La cura contro il diabete, nello specifico quello di tipo 1, potrebbe essere stata trovata dai ricercatori della Duke University School of Medicine. I giovanissimi scienziati hanno capito come riattivare le cellule beta e quindi il processo di produzione dell’insulina. E’ una scoperta importantissima, soprattutto perché il diabete colpisce ad oggi ben 400 milioni di persone in tutto il mondo.
Sam Grover, Mathew Ballard, Benjamin Bitner e Chad Tidwell stanno lavorando sodo, anche perché, oltre ad essere ricercatori, sono tutti affetti dalla malattia. Sotto la guida del professor Norman Hook, i giovani scienziati stanno attualmente studiando i percorsi molecolari che possano far moltiplicare le cellule beta, distrutte dal sistema immunitario nelle persone colpite da diabete di tipo 1.
Le attenzioni dei ricercatori si stanno concentrando sul gene Aurora Kinase A, quello in grado di garantire alle cellule beta la capacità di replicarsi e identificare il glucosio per poi rilasciare l’insulina nel sangue.
Benjamin Bitner ha dichiarato emozionato: “Siamo riusciti a riattivare delle cellule beta.
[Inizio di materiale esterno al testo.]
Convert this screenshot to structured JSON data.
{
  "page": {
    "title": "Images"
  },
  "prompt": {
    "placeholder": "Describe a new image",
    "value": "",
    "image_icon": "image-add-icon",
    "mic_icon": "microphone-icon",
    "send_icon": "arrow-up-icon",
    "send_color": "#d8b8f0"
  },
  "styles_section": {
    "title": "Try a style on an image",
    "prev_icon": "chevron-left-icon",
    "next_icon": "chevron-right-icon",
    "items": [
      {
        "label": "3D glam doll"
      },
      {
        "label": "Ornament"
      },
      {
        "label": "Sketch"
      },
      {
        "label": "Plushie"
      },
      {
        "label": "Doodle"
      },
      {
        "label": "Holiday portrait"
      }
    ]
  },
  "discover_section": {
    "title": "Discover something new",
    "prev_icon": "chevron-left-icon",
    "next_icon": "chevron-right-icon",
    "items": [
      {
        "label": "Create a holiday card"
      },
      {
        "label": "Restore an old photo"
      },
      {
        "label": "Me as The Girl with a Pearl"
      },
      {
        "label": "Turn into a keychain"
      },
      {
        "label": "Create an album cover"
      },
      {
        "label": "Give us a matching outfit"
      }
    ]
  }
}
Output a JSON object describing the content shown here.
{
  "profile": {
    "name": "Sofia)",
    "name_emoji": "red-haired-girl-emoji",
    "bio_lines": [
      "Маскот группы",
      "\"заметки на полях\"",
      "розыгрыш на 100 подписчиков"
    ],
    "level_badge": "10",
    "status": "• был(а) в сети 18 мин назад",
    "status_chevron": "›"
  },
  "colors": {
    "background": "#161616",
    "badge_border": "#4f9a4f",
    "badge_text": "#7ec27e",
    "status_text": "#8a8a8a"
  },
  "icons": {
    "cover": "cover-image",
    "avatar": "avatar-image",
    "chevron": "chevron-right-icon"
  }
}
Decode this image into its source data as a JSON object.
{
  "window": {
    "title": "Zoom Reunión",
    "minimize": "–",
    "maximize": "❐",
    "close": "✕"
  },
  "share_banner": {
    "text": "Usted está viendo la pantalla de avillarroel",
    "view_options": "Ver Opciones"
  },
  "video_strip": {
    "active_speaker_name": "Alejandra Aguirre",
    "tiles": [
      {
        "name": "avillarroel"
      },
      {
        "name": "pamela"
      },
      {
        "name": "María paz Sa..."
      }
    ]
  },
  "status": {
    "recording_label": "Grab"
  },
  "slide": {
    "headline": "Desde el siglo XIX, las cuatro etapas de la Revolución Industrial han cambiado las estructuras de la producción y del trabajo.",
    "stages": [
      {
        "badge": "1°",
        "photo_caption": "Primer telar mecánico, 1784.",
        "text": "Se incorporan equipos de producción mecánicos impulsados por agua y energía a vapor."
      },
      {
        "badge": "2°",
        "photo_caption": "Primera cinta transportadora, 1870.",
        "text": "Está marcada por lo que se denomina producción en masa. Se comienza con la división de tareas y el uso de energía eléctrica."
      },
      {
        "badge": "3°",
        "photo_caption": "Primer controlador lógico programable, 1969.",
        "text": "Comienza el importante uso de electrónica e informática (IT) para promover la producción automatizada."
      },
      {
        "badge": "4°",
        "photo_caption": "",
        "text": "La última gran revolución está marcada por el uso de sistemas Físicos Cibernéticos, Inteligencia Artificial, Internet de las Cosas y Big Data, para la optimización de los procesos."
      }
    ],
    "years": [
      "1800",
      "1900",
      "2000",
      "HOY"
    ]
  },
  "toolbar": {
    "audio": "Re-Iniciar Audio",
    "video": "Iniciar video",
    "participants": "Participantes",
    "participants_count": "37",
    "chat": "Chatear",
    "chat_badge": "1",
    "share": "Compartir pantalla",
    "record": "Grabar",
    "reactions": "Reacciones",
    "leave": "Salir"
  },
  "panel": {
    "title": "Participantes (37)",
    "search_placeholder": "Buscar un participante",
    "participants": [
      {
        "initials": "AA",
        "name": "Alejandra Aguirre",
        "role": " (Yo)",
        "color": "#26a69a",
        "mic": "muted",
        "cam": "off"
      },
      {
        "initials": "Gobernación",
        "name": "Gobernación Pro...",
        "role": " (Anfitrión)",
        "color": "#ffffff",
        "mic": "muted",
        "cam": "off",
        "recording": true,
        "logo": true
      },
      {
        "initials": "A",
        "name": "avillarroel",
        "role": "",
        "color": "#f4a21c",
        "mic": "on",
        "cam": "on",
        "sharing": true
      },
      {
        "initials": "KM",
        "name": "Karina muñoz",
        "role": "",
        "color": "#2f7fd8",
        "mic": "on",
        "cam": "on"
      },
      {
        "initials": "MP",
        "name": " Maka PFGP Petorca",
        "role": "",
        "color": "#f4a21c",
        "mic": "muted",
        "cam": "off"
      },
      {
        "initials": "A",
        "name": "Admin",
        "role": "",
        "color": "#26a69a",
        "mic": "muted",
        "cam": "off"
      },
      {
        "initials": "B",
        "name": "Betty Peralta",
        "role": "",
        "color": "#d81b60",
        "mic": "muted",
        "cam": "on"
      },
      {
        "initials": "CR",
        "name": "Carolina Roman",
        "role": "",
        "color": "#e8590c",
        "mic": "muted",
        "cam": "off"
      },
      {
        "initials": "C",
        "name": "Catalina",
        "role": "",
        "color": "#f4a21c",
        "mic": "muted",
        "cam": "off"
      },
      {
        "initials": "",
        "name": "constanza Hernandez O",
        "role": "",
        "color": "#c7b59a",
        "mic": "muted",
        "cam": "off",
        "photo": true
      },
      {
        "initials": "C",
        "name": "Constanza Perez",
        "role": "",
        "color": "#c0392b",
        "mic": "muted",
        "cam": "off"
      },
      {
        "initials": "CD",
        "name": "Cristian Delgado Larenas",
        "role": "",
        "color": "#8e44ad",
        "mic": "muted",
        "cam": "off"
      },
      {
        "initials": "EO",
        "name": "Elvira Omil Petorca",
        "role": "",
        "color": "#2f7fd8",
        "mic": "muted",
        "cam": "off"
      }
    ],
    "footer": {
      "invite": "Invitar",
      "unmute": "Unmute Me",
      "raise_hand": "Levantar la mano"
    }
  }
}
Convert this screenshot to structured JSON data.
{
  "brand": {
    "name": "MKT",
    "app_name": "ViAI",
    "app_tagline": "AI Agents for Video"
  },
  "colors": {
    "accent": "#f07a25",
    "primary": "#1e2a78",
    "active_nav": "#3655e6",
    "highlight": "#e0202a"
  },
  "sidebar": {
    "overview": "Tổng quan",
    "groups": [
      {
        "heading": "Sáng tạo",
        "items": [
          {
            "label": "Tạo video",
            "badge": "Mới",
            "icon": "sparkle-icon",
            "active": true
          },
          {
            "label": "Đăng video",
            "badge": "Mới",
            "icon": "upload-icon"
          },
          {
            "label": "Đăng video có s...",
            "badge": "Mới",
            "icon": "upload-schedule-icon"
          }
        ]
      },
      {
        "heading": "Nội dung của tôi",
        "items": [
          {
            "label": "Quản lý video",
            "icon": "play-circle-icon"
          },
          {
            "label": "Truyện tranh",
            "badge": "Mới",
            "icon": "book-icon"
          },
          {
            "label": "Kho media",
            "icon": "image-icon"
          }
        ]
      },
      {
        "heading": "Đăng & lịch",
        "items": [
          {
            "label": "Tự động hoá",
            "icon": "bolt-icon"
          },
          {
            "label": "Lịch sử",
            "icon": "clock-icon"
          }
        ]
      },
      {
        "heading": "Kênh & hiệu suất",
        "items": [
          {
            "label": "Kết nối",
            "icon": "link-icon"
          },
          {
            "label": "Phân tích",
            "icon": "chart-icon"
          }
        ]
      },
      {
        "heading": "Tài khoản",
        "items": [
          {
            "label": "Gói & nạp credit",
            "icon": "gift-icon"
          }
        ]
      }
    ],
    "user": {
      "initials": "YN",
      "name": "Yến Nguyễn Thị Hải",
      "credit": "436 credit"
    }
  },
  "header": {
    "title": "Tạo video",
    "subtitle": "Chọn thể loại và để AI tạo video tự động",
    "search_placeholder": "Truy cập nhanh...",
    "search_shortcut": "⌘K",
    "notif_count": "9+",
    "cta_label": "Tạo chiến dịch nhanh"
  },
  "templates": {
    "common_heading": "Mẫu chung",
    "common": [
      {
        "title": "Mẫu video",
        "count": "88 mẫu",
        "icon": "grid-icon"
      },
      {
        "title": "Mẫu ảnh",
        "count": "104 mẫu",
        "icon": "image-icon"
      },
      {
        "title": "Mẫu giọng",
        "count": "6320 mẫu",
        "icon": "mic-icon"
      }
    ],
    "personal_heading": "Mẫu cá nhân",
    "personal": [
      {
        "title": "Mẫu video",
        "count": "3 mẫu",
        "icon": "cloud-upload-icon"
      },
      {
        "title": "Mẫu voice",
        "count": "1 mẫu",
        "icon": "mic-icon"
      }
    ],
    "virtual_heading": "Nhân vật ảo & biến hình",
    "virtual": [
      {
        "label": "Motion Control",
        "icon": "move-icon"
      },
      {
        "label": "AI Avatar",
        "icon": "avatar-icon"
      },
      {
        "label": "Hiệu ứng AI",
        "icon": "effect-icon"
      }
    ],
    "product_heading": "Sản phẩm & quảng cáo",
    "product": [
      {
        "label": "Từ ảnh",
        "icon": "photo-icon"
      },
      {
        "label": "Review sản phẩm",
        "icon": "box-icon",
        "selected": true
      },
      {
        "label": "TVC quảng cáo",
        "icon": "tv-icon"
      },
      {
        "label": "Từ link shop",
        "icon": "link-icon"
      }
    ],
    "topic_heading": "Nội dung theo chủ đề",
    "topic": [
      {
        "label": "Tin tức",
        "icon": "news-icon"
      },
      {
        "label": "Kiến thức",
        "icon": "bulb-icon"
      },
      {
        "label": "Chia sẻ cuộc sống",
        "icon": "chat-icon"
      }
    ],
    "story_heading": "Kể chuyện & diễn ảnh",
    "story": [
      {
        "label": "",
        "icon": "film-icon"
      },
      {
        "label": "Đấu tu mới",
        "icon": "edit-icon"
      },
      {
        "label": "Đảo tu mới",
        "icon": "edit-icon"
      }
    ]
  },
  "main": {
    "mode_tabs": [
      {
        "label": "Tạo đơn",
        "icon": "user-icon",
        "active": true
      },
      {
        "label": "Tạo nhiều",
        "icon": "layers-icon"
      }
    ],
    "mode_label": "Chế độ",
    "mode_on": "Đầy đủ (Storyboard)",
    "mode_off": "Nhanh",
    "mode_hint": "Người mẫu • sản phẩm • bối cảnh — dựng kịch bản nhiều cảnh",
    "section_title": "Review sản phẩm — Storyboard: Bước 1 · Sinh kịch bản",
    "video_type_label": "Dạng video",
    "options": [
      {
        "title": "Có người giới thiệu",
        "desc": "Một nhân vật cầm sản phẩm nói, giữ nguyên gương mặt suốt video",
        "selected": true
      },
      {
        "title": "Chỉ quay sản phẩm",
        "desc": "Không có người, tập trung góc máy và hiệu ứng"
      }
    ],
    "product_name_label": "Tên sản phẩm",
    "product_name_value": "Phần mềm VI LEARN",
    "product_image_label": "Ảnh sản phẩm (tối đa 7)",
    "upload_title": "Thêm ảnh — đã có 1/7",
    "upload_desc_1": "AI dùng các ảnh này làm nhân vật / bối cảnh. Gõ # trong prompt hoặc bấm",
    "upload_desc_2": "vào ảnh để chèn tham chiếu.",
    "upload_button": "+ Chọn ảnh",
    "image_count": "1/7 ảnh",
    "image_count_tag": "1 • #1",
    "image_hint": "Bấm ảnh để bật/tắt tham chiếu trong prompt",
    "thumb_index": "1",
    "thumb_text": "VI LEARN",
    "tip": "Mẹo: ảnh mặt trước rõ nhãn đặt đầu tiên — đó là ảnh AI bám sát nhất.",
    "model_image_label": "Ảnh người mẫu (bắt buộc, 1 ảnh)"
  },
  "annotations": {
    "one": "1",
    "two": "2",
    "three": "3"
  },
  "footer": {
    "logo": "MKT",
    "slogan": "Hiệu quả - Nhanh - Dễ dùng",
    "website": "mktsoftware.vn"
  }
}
Queste hanno ripreso a moltiplicarsi e, in caso di bisogno anche a secernere insulina. Tutto ciò è molto eccitante”. Ora il team di ricercatori vuole identificare progressivamente tutti i geni che partecipano attivamente alla produzione di cellule beta.
L’obiettivo è di facilitare i chimici che dovranno a loro volta creare dei farmaci specifici capaci di attivare oppure spegnere i geni utili e meno utili. La rivista “Islets” ha pubblicato i risultati dello studio.
Al momento si può trattare il diabete di tipo 1 iniettando nel paziente isole pancreatiche prelevate da un cadavere. Tramite trapianto si può permettere all’organismo di recuperare i livelli ematici fisiologici di insulina, in modo che non ci sia più bisogno di iniezioni. Purtroppo il numero di donatori è nettamente inferiore a quello dei richiedenti.
Inoltre i trapianti richiedono una continua immunosoppressione per prevenire il rigetto dell’organo donato. Il paziente sottoposto a terapia immunosoppressiva, è suscettibile ad infezioni e può soffrire di effetti collaterali anche di grave entità. La comprensione dei processi che portano alla crescita spontanea delle cellule beta è quindi di fondamentale importanza per le terapie del futuro.